Aydın Barosu İnsan Hakları Komisyonu ‘10 Aralık Dünya İnsan Hakları Günü’ için Baro Başkanlık Odasında basın açıklaması düzenledi

Aydın Barosu İnsan Hakları Komisyonu: İnsanca yaşam herkes için var olmalı

BİRGÜN İZMİR

Aydın Barosu İnsan Hakları Komisyonu, ‘10 Aralık Dünya İnsan Hakları Günü’ için Baro Başkanlık Odasında basın açıklaması düzenledi.

Baro adına basın açıklamasını okuyan Av. Elanur Konuksever şunları söyledi: “Birleşmiş Milletler Genel Kurulu’nun, 10 Aralık 1948 tarihinde, İnsan Hakları Evrensel Bildirgesi’ni kabul etmesi, insan haklarının uluslararası düzeyde korunmasına yönelik önemli ilk adım olması nedeniyle, 10 Aralık tarihi, bütün dünyada “İnsan Hakları Günü” olarak kutlanmaktadır. İnsan Hakları Evrensel Beyannamesi'nin 1. maddesinde bulunan “Bütün insanlar özgür, onur ve haklar bakımından eşit doğarlar” ifadesine karşın, pratikte insanların ancak maddi güçleri, etnik kökenleri veya nüfuzları ölçüsünde eşit olduklarını görmezden gelmek mümkün değildir. Zira Ege Denizi’nde can veren bir göçmen çocuğun, Norveçli bir ailenin çocuğuyla pratikte “haklar bakımından eşit” bir hayat geçirdiğine inanmak, maalesef gerçeklere gözümüzü kapatmaktır.
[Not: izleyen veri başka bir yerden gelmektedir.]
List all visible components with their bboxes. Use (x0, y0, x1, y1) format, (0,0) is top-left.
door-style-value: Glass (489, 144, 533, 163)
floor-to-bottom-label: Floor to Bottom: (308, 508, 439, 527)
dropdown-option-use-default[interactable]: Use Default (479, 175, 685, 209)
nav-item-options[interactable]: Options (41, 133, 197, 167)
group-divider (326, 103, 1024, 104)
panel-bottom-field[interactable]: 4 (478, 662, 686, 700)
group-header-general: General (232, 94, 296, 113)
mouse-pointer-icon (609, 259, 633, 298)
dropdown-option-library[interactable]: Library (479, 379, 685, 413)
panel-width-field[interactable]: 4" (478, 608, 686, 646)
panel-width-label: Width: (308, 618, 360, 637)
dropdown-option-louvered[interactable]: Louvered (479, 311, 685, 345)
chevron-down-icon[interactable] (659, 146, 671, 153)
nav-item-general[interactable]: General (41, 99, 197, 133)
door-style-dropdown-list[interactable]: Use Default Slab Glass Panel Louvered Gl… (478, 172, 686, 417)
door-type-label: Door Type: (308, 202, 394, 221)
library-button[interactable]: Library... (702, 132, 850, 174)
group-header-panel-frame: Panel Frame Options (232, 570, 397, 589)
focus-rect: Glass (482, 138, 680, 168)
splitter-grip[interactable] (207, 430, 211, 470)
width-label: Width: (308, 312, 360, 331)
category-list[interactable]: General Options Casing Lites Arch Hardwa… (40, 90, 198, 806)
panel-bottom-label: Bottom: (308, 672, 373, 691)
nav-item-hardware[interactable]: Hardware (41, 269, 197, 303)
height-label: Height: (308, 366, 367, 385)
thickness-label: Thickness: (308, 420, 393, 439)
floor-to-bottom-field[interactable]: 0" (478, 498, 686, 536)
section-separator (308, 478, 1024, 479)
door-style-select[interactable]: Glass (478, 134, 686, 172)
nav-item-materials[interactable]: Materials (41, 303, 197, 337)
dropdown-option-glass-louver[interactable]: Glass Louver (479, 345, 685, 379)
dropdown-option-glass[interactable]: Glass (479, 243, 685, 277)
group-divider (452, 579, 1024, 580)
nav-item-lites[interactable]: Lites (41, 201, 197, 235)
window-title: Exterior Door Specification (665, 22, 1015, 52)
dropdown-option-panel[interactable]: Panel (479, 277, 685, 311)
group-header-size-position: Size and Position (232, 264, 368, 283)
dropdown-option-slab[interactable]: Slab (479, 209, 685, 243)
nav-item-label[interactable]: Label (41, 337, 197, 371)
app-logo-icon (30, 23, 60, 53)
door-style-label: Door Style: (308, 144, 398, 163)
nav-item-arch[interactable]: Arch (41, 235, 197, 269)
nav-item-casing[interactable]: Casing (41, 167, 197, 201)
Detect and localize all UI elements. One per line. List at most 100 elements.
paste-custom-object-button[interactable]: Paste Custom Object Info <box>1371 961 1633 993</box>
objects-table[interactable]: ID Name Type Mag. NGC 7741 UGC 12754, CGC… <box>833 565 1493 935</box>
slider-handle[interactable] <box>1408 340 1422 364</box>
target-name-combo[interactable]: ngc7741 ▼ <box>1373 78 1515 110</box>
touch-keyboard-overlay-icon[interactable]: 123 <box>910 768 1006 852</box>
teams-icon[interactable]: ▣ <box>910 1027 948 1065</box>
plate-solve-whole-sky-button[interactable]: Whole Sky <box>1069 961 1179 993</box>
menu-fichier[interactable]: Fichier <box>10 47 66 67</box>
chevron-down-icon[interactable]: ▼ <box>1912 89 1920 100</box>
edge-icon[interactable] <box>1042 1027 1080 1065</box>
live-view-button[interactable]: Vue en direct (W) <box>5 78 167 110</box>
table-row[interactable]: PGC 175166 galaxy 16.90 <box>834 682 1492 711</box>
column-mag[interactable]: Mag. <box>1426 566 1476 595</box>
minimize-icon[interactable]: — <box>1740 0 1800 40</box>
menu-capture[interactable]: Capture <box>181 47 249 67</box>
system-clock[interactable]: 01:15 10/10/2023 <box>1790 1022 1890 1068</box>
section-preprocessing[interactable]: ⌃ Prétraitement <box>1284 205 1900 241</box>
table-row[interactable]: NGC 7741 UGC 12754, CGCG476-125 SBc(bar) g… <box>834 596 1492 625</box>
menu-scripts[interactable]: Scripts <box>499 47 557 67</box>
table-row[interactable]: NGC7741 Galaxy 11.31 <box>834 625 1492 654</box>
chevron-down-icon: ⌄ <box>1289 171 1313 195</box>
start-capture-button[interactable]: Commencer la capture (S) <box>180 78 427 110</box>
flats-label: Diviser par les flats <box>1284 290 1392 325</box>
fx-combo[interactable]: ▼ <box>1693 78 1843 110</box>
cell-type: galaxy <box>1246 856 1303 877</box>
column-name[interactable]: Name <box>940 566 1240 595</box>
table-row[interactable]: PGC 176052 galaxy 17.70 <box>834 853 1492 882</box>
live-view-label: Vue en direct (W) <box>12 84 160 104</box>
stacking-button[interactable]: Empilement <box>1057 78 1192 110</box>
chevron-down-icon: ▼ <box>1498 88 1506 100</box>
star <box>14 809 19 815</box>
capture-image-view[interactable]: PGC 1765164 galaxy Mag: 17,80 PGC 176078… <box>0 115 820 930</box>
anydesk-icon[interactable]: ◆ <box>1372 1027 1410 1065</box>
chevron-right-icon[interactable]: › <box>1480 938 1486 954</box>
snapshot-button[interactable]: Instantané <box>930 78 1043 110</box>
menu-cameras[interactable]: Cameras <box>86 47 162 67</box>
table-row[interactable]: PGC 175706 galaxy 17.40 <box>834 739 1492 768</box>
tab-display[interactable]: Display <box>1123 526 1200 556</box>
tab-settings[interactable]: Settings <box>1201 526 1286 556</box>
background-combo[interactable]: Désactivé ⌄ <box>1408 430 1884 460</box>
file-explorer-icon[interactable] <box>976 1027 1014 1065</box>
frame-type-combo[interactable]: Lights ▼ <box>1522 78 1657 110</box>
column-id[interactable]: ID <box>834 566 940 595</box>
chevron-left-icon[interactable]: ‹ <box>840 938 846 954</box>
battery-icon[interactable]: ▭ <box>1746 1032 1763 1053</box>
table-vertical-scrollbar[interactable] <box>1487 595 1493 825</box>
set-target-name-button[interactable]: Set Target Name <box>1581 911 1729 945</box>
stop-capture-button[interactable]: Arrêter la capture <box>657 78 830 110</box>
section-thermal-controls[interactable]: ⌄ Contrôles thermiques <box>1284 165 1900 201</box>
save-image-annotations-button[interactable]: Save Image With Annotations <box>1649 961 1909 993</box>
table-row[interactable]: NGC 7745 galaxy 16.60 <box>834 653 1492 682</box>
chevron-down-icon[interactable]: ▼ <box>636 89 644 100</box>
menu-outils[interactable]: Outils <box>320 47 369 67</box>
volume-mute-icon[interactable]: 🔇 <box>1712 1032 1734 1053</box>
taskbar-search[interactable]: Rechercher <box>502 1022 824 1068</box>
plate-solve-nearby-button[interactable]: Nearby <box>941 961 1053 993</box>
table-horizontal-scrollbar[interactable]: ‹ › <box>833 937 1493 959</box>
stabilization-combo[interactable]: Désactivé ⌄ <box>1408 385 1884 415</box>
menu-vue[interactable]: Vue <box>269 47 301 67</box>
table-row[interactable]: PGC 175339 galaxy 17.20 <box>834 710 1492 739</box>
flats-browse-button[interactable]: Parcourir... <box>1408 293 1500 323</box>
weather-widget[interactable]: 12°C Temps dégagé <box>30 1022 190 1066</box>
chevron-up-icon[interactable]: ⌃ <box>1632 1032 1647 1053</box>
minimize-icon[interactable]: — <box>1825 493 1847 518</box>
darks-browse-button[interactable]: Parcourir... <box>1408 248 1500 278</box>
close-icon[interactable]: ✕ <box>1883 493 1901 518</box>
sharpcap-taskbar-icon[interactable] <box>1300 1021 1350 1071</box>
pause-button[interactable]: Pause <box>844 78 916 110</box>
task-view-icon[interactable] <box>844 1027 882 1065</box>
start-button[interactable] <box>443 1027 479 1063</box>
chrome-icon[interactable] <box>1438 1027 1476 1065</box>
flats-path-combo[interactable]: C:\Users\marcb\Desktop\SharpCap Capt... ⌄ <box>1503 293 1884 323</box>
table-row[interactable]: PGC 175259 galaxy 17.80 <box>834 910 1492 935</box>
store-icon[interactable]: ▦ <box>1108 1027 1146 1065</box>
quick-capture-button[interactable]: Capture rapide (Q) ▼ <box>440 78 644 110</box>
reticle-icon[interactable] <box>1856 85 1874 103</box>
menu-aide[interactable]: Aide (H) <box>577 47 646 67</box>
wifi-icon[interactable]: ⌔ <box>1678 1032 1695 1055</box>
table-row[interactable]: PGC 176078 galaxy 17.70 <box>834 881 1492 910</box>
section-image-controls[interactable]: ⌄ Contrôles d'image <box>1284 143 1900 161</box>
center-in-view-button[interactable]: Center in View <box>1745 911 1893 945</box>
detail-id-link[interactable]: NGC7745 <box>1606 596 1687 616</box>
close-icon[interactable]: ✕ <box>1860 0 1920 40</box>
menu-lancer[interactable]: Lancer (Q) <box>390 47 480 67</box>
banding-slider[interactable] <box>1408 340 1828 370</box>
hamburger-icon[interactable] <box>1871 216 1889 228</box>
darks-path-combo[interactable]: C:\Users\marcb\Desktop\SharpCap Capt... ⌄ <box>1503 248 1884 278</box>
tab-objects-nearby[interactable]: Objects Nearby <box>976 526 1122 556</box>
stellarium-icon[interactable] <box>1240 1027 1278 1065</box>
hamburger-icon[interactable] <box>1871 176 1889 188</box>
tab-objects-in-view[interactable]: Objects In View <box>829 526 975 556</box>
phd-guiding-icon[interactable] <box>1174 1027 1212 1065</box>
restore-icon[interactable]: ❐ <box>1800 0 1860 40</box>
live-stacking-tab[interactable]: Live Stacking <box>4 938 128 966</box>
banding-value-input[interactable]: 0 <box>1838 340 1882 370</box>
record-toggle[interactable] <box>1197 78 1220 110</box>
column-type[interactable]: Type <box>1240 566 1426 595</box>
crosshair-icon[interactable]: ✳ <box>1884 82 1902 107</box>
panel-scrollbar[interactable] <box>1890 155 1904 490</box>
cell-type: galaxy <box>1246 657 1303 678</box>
Türkiye Yaşam hakkı, ifade özgürlüğü, adil yargılanma, savunma, sağlıklı çevrede yaşama, eğitim, barınma gibi en temel hakların ihlal edildiği; hemen her gün kadın cinayetlerinin yaşandığı, bir doğal güzelliğin yok edildiği, yine çocukların cinsel istismar aracı haline geldiği bir kimliğe bürünmüştür. Bu ihlallerin bir sorumlusu olarak devletin doğrudan yerel ve uluslararası mahkemelerde yargılandığı pek çok olay yanında, üstü örtülen nice adli vaka da tarih sayfalarındaki sıcaklığını korumaktadır”

'İNSAN HAKLARINI BİREYLER KADAR DEVLETLER DE KORUMALI'

Türkiye Cumhuriyeti’nin hak ihlallerinin yanında değil karşısında durması gerektiğini söyleyen Av. Elanur Konuksever, “Türkiye Cumhuriyeti Devleti’nin, İnsan Hakları Evrensel Bildirgesi’nin tarafı olarak, yaşanılan ihlallerin doğrudan ya da dolaylı mahiyette sanığı değil; bilakis karşısında duran, ihlallerle mücadele eden bir anlayış üzerine kurulu olduğunun da altını çiziyoruz. Zira insan haklarını bireyler kadar devletlerin de korumakla mükellef olduğu herkesin malumudur. Bununla birlikte, insanca yaşama onurunun sadece gelişmiş ülke vatandaşları için geçerli olmadığını, onlarla birlikte yaşamın var olduğu, nefes alınıp verilen her yerde, herkes için eşit şekilde geçerli olduğunu savunuyoruz” dedi.

'AYDIN’DA JEOTERMALE GEÇİT VERMEYECEĞİZ'

Aydın köylerinde kurulmak istenen Jeotermallerin takipçisi olacaklarını da aktaran Av. Elanur Konuksever, “Kentimiz genelinde birbiri ardına kurulan jeotermal elektrik santrallerinin öz olarak yerli ve yenilenebilir enerji kaynağı olmasına rağmen, uygulamada denetim yetersizliği, ilgililerin vurdumduymazlığı nedeniyle çevreyi kirleten, doğal kaynakları tahrip eden, insan sağlığını hiçe sayan enerji türüne dönüştürüldüğünü görmekteyiz. Jeotermal santral sahiplerinin temiz ve yenilenebilir bir enerji kaynağını sırf daha fazla para kazanma hırsıyla hoyratça kullanmaları sonucunda önceden portakal çiçeği kokan kentimizin artık ne yazık ki çürük yumurta koktuğunu kabul etmekteyiz. Çünkü bu gibi projelerde insan sağlığı ve ekosistemin olumsuz değişimleri neredeyse hiç göz önünde bulundurulmadığı malumdur. En temel insan haklarından olan sağlıklı bir çevrede yaşama hakkının ihlal edilmemesi adına Aydın ve çevresinde kurulması planlanan tüm Jeotermal Enerji Santrallerine ilişkin sürecin takipçisiyiz” diye konuştu.